When they get inside, the warm light does its best to soothe. Travis asks Nolan again if he wants anything to eat, since he hadn't touched anything in the hours they were away. And again, Nolan responds with nothing.
Nolan reaches towards Travis without physically acting, and calls for him without saying a word. Travis acts on his instinct, going to the slumped over figure on the couch with a loose tie and messy hair.
“Was it worth it?” he asks. “Getting dressed up?”
Nolan shakes his head. “Remind me to never go to one of those again.”

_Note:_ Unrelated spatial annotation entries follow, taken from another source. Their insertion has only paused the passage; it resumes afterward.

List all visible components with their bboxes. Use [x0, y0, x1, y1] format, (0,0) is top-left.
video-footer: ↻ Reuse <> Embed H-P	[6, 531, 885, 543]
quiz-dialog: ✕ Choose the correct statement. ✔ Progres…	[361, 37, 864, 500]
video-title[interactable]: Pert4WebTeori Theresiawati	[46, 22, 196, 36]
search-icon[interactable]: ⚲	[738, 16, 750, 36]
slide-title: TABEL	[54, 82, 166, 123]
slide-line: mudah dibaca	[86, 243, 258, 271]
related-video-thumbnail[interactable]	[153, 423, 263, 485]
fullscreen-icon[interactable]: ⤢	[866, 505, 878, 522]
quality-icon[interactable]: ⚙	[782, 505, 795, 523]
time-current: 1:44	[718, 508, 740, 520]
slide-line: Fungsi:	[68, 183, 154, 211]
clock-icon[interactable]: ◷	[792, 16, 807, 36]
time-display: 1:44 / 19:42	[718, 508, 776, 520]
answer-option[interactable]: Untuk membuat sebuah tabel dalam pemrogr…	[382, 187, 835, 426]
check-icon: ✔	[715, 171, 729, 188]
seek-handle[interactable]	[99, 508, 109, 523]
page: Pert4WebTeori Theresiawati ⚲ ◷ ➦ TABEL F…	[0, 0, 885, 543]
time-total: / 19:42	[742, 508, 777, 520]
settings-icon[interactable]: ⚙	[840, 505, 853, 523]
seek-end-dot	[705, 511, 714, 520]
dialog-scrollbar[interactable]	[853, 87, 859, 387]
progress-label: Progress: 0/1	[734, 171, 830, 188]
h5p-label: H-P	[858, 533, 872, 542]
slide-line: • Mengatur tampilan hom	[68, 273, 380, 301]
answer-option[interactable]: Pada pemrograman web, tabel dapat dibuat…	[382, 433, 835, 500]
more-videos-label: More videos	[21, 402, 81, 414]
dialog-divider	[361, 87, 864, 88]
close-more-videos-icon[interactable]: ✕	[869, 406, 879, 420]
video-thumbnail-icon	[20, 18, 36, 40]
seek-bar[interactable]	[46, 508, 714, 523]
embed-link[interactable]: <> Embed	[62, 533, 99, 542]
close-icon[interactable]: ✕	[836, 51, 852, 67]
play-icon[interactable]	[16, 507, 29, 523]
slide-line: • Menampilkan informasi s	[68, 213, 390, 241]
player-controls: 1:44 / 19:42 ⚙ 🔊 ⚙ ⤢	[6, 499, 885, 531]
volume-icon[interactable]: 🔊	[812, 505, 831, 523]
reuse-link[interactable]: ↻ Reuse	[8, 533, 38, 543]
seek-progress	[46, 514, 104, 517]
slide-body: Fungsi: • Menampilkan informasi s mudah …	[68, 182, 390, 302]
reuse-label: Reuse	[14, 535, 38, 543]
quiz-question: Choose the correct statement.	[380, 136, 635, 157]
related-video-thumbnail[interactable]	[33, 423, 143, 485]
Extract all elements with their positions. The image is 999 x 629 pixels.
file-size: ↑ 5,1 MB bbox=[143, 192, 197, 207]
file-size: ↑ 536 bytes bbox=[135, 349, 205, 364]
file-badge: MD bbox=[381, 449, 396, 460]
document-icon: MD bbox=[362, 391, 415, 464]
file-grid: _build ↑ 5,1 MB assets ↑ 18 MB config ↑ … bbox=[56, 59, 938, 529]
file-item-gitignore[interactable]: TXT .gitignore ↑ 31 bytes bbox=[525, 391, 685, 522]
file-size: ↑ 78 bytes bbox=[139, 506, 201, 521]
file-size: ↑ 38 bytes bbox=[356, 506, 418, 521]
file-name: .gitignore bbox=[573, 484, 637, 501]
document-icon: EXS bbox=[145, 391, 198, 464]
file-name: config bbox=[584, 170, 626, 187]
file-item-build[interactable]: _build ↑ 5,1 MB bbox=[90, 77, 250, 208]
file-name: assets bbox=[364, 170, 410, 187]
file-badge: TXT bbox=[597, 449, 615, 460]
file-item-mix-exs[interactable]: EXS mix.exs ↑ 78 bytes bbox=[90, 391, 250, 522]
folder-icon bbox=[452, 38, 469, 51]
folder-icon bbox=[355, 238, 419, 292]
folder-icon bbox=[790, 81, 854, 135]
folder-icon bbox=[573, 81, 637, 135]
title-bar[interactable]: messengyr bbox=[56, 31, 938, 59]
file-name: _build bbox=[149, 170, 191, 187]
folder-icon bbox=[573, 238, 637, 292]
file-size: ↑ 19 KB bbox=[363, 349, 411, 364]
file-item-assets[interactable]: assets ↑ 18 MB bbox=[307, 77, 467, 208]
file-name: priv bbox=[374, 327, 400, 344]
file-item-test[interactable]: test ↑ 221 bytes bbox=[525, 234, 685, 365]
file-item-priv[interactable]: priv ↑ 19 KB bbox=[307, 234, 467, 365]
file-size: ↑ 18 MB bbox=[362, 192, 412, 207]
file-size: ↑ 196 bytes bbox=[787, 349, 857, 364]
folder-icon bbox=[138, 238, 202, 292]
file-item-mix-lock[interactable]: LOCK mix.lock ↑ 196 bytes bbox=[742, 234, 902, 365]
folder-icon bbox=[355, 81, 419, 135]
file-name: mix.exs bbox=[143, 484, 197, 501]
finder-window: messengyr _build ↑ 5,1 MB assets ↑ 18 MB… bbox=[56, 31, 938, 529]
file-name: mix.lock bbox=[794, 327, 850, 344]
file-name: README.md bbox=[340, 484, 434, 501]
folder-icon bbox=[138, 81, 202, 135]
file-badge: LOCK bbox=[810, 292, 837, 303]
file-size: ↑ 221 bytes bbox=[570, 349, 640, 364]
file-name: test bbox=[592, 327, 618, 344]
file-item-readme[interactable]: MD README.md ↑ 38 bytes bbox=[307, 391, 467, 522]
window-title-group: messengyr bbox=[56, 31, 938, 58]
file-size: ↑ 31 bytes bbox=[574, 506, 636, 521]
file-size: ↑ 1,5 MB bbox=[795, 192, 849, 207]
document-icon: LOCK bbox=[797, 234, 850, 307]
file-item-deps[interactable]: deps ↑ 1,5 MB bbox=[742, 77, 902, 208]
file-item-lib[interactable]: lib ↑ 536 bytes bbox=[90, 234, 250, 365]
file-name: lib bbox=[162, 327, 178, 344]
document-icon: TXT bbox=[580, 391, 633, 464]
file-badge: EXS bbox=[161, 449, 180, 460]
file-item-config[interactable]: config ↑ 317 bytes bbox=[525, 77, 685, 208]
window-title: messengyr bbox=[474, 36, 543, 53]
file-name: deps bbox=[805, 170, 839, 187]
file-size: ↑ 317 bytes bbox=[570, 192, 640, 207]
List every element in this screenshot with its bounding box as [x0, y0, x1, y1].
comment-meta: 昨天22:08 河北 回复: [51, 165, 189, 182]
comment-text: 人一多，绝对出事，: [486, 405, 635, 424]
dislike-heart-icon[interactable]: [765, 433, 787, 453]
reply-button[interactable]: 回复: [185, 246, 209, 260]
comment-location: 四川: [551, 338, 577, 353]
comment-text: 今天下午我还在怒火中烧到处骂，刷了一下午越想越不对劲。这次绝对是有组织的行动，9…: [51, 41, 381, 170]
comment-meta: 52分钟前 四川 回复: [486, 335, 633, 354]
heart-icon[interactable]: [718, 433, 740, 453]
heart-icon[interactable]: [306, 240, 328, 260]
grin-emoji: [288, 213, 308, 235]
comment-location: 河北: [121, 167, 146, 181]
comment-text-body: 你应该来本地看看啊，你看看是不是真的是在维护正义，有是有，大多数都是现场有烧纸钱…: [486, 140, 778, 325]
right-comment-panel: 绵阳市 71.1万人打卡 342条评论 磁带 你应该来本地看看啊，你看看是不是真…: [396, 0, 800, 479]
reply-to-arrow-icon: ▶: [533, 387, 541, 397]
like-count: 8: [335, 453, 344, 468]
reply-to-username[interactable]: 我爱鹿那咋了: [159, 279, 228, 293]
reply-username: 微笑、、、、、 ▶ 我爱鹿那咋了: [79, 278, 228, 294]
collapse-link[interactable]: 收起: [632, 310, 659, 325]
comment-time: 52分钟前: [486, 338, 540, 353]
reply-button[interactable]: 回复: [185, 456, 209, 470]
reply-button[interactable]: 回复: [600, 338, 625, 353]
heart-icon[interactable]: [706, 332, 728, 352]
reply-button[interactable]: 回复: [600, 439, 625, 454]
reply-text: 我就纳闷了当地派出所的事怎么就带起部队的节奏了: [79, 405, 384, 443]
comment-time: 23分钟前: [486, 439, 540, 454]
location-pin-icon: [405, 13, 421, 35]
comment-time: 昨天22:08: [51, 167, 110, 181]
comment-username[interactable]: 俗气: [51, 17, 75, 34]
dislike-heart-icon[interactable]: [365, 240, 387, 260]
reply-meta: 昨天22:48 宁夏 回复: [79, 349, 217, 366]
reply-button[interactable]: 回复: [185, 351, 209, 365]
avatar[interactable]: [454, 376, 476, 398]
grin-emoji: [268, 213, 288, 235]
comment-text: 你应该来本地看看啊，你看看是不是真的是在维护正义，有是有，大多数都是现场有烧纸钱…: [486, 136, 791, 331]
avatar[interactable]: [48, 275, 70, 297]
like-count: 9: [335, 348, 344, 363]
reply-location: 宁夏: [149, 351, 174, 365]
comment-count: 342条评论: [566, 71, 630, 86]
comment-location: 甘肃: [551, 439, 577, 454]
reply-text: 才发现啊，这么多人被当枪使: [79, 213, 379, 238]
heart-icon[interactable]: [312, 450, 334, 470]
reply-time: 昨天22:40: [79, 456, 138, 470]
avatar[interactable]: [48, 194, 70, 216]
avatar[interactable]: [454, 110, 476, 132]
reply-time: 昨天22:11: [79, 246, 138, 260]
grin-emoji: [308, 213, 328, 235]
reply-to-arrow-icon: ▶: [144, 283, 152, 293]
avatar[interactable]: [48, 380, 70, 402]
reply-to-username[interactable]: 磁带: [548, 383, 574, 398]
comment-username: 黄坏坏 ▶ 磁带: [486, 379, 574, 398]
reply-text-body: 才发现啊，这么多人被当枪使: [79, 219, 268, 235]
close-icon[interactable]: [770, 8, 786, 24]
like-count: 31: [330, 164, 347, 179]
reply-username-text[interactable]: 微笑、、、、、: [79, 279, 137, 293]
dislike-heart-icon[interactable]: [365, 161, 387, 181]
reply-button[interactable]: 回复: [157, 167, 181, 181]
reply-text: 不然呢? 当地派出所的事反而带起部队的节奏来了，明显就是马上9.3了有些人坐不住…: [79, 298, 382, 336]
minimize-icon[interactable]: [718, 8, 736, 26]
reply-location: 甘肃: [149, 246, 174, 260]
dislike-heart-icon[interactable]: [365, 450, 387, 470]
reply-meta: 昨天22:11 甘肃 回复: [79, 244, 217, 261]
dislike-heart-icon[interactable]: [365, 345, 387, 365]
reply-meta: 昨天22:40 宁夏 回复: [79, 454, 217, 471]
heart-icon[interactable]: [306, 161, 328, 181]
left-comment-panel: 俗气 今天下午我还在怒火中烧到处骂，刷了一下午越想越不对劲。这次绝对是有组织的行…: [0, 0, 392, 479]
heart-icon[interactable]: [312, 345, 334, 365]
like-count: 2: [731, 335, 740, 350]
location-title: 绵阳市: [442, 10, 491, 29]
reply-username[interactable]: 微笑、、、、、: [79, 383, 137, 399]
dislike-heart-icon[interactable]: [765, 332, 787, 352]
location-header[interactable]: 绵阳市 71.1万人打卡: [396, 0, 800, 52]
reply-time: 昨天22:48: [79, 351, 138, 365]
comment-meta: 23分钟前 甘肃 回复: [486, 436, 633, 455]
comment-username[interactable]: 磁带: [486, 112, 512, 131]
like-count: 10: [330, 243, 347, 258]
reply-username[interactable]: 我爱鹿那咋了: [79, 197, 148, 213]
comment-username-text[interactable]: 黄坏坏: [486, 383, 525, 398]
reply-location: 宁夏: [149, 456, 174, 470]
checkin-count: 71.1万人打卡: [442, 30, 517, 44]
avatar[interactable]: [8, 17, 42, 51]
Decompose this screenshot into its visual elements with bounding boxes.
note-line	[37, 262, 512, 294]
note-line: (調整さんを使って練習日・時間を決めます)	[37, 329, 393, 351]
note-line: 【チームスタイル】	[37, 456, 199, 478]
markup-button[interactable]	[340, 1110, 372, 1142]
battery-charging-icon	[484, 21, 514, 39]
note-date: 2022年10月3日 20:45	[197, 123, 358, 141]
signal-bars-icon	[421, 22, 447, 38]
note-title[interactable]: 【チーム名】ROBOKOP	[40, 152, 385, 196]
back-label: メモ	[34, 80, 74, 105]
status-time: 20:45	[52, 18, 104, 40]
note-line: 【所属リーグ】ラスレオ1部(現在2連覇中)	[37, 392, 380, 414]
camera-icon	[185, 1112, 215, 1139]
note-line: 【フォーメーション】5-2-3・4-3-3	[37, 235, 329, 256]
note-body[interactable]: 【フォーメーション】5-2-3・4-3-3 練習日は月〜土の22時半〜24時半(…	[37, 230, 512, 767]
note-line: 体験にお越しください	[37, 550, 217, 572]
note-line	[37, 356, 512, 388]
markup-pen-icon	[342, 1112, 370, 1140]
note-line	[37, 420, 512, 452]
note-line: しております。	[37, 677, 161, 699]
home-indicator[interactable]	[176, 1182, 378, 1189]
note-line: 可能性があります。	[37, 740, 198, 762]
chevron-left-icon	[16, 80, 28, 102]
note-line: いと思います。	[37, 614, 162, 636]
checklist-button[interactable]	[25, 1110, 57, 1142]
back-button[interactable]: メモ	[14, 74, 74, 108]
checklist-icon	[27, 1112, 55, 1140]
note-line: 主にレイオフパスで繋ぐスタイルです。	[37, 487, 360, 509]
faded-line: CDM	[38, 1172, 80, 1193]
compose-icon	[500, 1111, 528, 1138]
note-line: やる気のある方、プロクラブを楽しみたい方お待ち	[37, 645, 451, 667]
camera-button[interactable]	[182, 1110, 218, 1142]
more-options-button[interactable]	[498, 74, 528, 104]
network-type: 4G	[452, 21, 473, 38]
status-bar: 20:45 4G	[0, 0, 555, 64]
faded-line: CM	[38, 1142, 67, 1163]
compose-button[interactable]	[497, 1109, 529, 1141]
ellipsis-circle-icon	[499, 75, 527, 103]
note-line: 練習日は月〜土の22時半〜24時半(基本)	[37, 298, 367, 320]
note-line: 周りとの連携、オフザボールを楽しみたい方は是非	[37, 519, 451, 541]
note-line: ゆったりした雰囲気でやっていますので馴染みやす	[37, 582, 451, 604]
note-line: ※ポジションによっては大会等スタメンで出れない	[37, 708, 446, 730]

“Oh, come on. You’re the one who made it miserable for yourself.”
“No.”
“‘No’? What was the worst part, then, if it was so awful?”
“I couldn’t dance with you.”
_
Music bubbles from the record player like it’s played by an underwater band. Travis and Nolan don’t seem to mind. The space of hardwood between the living room and the kitchen is the perfect size for a dance to a secondhand beat.
Turns out, what Nolan told the girl at the sock hop was true: he is terrible at dancing. He shuffles his feet as they do a low-effort waltz, one hand in Travis’s and the other on his waist. It’s odd, holding a man like a woman, but Travis fits perfectly in his grasp. Travis, on the other hand, lets Nolan’s toes trample his for the sake of the moment. Nolan mutters too many apologies for Travis to count.
It is here that Nolan can breathe. It is here that Nolan is unafraid.